Em 9 de julho, o presidente dos Estados Unidos, Donald Trump, anunciou a imposição de uma tarifa de 50% sobre produtos importados do Brasil. A justificativa apresentada foi a suposta relação comercial desigual com o país, além da postura adotada pelo Supremo Tribunal Federal (STF) em relação ao ex-presidente Jair Bolsonaro (PL). Desde então, a tensão entre os Estados Unidos, a família Bolsonaro e o Judiciário brasileiro vem se acirrando, especialmente após a aplicação de medidas cautelares contra Jair Bolsonaro e o anúncio de que os vistos dos ministros do STF para entrada nos EUA seriam suspensos por decisão de Trump.

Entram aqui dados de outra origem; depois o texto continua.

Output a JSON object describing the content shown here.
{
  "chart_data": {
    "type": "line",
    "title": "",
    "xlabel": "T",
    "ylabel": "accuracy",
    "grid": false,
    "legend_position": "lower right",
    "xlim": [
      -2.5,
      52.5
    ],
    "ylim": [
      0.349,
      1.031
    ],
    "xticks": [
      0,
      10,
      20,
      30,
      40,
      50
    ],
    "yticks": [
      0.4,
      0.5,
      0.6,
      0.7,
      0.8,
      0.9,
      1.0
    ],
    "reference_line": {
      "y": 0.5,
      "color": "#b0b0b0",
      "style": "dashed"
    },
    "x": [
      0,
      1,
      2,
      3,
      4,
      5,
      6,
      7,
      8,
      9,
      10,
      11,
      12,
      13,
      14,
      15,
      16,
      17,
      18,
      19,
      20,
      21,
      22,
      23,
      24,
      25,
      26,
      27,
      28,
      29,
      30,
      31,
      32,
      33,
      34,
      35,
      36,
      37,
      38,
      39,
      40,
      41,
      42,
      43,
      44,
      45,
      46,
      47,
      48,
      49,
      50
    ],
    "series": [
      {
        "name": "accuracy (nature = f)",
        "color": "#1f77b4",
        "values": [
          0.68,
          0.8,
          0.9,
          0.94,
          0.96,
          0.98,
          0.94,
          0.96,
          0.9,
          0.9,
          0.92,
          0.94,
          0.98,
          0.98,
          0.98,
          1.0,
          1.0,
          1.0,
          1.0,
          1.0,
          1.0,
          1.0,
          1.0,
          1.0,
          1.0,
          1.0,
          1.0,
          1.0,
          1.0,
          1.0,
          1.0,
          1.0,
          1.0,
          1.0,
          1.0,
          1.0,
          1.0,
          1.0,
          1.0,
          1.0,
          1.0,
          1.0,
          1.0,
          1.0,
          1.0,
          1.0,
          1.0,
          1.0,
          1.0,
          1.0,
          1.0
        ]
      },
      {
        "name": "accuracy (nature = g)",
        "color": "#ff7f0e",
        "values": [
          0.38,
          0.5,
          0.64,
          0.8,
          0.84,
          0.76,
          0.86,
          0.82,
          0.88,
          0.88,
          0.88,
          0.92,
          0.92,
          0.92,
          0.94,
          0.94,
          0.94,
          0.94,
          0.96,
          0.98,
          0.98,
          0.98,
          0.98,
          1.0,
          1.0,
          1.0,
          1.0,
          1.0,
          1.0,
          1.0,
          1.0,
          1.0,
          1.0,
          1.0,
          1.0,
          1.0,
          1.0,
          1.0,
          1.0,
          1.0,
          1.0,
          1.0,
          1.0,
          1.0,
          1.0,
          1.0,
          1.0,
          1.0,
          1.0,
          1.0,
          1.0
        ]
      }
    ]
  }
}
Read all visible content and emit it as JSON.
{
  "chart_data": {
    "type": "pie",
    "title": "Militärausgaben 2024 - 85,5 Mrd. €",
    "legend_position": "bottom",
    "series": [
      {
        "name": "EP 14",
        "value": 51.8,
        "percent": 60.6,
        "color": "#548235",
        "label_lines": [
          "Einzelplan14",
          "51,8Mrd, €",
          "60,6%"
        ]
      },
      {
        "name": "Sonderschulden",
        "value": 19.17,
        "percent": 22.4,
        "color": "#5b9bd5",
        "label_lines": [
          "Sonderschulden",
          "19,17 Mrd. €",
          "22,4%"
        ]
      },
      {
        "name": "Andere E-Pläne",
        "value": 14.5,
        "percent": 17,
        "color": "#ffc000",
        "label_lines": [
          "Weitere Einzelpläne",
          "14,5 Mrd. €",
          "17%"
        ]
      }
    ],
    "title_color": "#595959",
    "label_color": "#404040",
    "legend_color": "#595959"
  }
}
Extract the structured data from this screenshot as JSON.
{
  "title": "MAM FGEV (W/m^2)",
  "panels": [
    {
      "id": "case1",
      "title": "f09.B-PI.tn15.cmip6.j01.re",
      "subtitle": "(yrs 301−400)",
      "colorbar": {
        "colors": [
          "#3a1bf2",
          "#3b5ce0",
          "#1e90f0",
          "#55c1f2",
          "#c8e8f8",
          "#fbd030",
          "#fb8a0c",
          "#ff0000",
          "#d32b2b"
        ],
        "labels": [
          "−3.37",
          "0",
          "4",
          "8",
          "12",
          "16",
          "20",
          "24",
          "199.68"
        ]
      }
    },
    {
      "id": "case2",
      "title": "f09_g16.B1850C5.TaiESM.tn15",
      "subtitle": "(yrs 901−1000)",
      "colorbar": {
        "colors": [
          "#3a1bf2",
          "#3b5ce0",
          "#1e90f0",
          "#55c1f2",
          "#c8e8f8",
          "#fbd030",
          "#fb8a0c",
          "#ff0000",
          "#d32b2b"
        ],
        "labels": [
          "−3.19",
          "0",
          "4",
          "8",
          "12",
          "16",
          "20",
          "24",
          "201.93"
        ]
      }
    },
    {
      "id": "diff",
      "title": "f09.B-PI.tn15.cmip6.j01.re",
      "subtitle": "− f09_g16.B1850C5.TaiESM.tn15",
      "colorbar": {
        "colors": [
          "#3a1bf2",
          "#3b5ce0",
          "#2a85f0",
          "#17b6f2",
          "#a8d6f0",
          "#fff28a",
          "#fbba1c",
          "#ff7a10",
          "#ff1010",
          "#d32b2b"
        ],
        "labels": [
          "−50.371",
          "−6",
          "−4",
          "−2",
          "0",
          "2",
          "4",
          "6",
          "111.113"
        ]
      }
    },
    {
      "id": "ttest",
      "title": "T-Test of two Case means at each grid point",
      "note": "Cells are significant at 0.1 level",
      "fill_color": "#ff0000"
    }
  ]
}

Para compreender melhor o cenário e suas possíveis consequências, o Direito & Justiça entrevistou João Carlos Souto, professor de direito constitucional desde 1996 e presidente do Instituto Brasil Estados Unidos de Direito Comparado. Mestre e doutor em direito constitucional, e visiting researcher no Max Planck Institute for Comparative Public Law and International Law ( Heidelberg, Alemanha ), o professor dedica-se há mais de três décadas ao estudo da Constituição e da história política dos Estados Unidos, com ênfase especial na Suprema Corte norte-americana.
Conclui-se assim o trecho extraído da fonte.